• Icehouse MPLS (map)
  • 2528 Nicollet Avenue
  • Minneapolis, MN, 55404
  • United States

SOLD OUT

6pm doors/7:30pm showtime

All-Ages

Ticket price includes a drink of choice (house wine, tap beer, rail drinks, rocks shots or non-alcoholic house-made beverage). Appetizers, dinner and desserts will be available for purchase during the performance. 

Béla Bartók

Contrasts for Clarinet, Violin, and Piano

Astor Piazzolla

The Four Seasons of Buenos Aires for Piano Trio

In 1938, Bartók received a joint request from the Hungarian violinist Joseph Szigeti and the American clarinetist Benny Goodman for a classical chamber work that they could play together. The result, completed within one month of the request, was a two-movement work entitled Rhapsody, for clarinet and violin with piano accompaniment. Goodman, Szigeti, and the pianist Endre Preti premiered the work in New York. The following spring, Bartók traveled to New York to record the work himself with Goodman and Szigeti. During this trip, he composed an additional movement and changed the work’s title to Contrasts.

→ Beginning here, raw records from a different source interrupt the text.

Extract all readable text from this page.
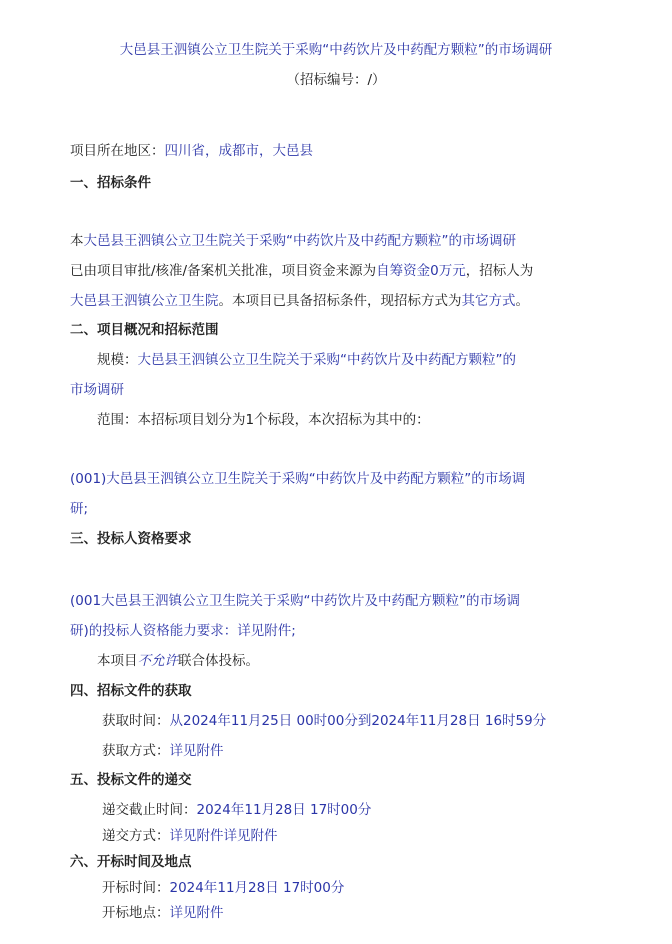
大邑县王泗镇公立卫生院关于采购“中药饮片及中药配方颗粒”的市场调研
（招标编号：/）
项目所在地区：四川省，成都市，大邑县
一、招标条件
本大邑县王泗镇公立卫生院关于采购“中药饮片及中药配方颗粒”的市场调研
已由项目审批/核准/备案机关批准，项目资金来源为自筹资金0万元，招标人为
大邑县王泗镇公立卫生院。本项目已具备招标条件，现招标方式为其它方式。
二、项目概况和招标范围
规模：大邑县王泗镇公立卫生院关于采购“中药饮片及中药配方颗粒”的
市场调研
范围：本招标项目划分为1个标段，本次招标为其中的：
(001)大邑县王泗镇公立卫生院关于采购“中药饮片及中药配方颗粒”的市场调
研;
三、投标人资格要求
(001大邑县王泗镇公立卫生院关于采购“中药饮片及中药配方颗粒”的市场调
研)的投标人资格能力要求：详见附件;
本项目不允许联合体投标。
四、招标文件的获取
获取时间：从2024年11月25日 00时00分到2024年11月28日 16时59分
获取方式：详见附件
五、投标文件的递交
递交截止时间：2024年11月28日 17时00分
递交方式：详见附件详见附件
六、开标时间及地点
开标时间：2024年11月28日 17时00分
开标地点：详见附件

The contrasts highlighted by the work are manifold. In addition to the dichotomy of idioms that distinguishes the classical virtuoso Szigeti and the jazz musician Goodman, Bartók’s music moreover casts the characteristic timbres of their instruments in sharp relief.

The opening movement is a “Verbunkos,” a traditional Hungarian dance with a peculiar function: it is performed by military officers in full uniform as a form of army recruitment. The movement is fittingly proud and dignified in character, and features an acrobatic clarinet cadenza.

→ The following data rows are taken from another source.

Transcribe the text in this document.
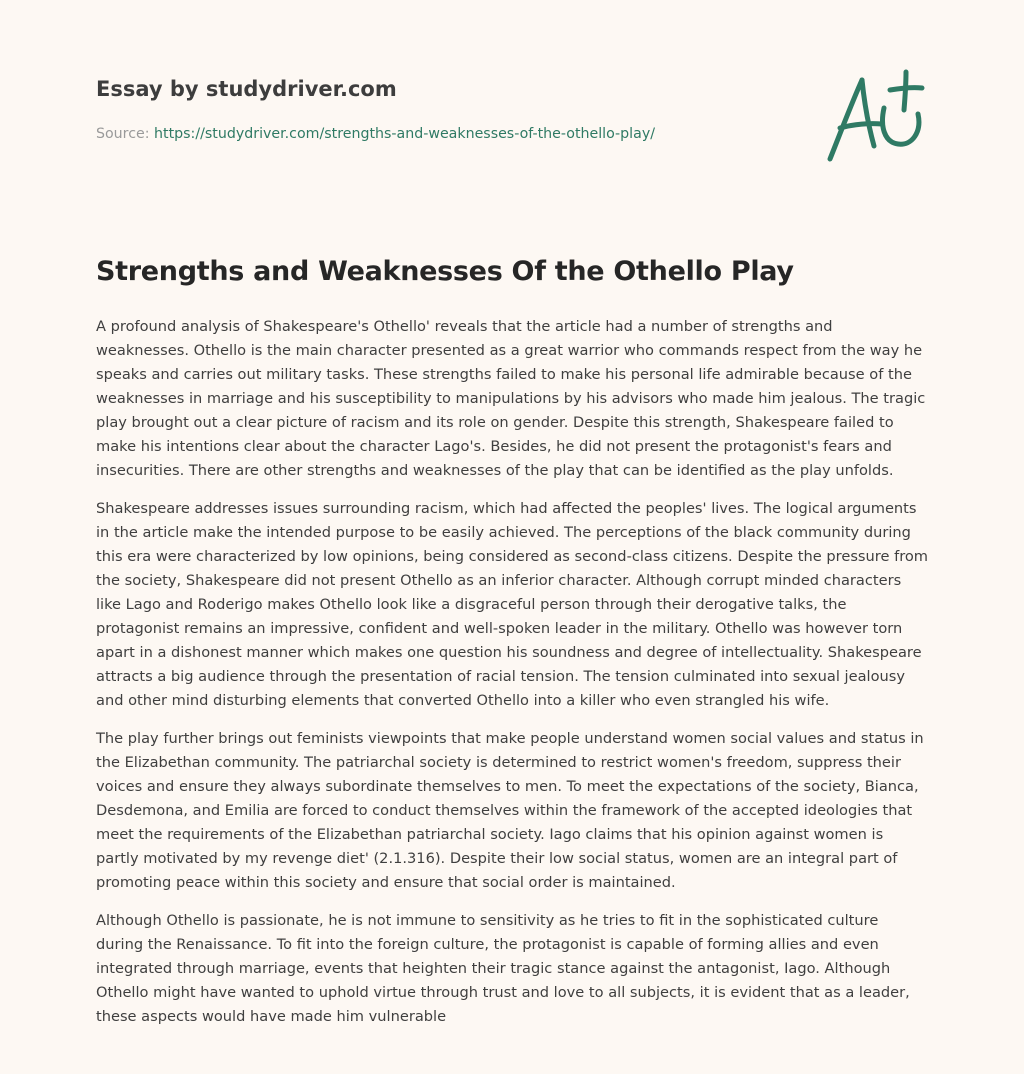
Essay by studydriver.com
Source: https://studydriver.com/strengths-and-weaknesses-of-the-othello-play/
Strengths and Weaknesses Of the Othello Play

A profound analysis of Shakespeare's Othello' reveals that the article had a number of strengths and weaknesses. Othello is the main character presented as a great warrior who commands respect from the way he speaks and carries out military tasks. These strengths failed to make his personal life admirable because of the weaknesses in marriage and his susceptibility to manipulations by his advisors who made him jealous. The tragic play brought out a clear picture of racism and its role on gender. Despite this strength, Shakespeare failed to make his intentions clear about the character Lago's. Besides, he did not present the protagonist's fears and insecurities. There are other strengths and weaknesses of the play that can be identified as the play unfolds.

Shakespeare addresses issues surrounding racism, which had affected the peoples' lives. The logical arguments in the article make the intended purpose to be easily achieved. The perceptions of the black community during this era were characterized by low opinions, being considered as second-class citizens. Despite the pressure from the society, Shakespeare did not present Othello as an inferior character. Although corrupt minded characters like Lago and Roderigo makes Othello look like a disgraceful person through their derogative talks, the protagonist remains an impressive, confident and well-spoken leader in the military. Othello was however torn apart in a dishonest manner which makes one question his soundness and degree of intellectuality. Shakespeare attracts a big audience through the presentation of racial tension. The tension culminated into sexual jealousy and other mind disturbing elements that converted Othello into a killer who even strangled his wife.

The play further brings out feminists viewpoints that make people understand women social values and status in the Elizabethan community. The patriarchal society is determined to restrict women's freedom, suppress their voices and ensure they always subordinate themselves to men. To meet the expectations of the society, Bianca, Desdemona, and Emilia are forced to conduct themselves within the framework of the accepted ideologies that meet the requirements of the Elizabethan patriarchal society. Iago claims that his opinion against women is partly motivated by my revenge diet' (2.1.316). Despite their low social status, women are an integral part of promoting peace within this society and ensure that social order is maintained.

Although Othello is passionate, he is not immune to sensitivity as he tries to fit in the sophisticated culture during the Renaissance. To fit into the foreign culture, the protagonist is capable of forming allies and even integrated through marriage, events that heighten their tragic stance against the antagonist, Iago. Although Othello might have wanted to uphold virtue through trust and love to all subjects, it is evident that as a leader, these aspects would have made him vulnerable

The delicate and mysterious textures of the second movement, “Pihenö” (“Relaxation”) illustrate Bartók’s “night music” idiom, described by Bartók scholar David Schneider as characterized by “eerie dissonances providing a backdrop to sounds of nature and lonely melodies.” The movement’s slow contrapuntal introduction between the clarinet and violin recalls the tonality of an Indonesian gamelan orchestra.

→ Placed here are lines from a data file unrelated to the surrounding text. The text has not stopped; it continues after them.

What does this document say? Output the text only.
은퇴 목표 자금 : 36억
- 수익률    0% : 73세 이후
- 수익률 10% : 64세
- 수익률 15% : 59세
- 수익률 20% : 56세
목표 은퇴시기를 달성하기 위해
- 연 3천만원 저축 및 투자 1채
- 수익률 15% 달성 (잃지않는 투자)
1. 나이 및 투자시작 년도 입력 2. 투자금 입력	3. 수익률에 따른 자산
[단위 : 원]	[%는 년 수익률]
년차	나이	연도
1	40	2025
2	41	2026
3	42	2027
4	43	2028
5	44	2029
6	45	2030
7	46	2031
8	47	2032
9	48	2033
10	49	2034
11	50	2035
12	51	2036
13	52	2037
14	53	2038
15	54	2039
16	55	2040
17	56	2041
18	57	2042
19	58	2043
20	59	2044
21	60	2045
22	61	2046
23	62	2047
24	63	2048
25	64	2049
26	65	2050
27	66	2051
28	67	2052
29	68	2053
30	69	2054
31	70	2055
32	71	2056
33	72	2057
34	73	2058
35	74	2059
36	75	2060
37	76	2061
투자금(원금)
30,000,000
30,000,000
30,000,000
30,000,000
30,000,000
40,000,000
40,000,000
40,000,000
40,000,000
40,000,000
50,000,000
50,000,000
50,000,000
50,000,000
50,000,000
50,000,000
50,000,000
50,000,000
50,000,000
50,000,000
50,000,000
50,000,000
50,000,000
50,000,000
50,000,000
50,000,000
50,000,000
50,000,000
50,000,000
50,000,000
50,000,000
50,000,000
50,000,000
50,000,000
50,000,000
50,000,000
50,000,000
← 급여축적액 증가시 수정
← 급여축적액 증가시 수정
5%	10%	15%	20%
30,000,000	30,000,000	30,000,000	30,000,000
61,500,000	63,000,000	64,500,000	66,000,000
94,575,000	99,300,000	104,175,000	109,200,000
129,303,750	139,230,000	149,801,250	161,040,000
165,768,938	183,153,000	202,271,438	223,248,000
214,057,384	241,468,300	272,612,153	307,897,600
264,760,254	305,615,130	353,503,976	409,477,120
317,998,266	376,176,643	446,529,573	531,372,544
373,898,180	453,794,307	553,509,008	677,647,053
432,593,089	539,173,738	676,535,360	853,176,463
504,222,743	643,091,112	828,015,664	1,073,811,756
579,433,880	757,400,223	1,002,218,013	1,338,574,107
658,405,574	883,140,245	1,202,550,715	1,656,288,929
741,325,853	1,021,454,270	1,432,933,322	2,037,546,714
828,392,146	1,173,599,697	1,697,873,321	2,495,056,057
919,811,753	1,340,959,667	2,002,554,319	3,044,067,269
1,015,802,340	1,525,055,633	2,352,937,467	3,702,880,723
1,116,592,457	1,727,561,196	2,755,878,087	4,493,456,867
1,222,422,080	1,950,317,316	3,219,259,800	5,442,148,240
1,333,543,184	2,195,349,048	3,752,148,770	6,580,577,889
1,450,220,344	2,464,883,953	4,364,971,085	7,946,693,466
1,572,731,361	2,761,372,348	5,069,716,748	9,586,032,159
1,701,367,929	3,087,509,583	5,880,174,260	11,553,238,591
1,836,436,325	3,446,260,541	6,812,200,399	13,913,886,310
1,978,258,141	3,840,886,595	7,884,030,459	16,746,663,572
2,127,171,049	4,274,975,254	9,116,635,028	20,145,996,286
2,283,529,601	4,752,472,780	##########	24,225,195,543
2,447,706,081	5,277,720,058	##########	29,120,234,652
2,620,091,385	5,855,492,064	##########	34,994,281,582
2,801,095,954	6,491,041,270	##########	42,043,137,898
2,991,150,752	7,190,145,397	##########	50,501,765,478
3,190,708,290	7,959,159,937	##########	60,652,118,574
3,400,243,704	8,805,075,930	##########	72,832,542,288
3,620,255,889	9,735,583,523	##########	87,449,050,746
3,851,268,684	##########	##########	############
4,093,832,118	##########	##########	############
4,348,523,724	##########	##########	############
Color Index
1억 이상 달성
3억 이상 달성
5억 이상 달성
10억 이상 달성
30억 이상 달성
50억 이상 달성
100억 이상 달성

The work’s finale is entitled “Sebes,” a lively Hungarian dance. The literal contrasts employed here include those between a scordatura violin at the movement’s opening and a properly tuned instrument moments later; and between the standard B-flat clarinet and the sweeter tone of the clarinet in A, for the lyrical middle section, which features a thirteen-beat meter taken from Bulgarian folk music. As if responding to the clarinet’s show of virtuosity in the first movement, the violinist plays a fiery cadenza before the movement’s end.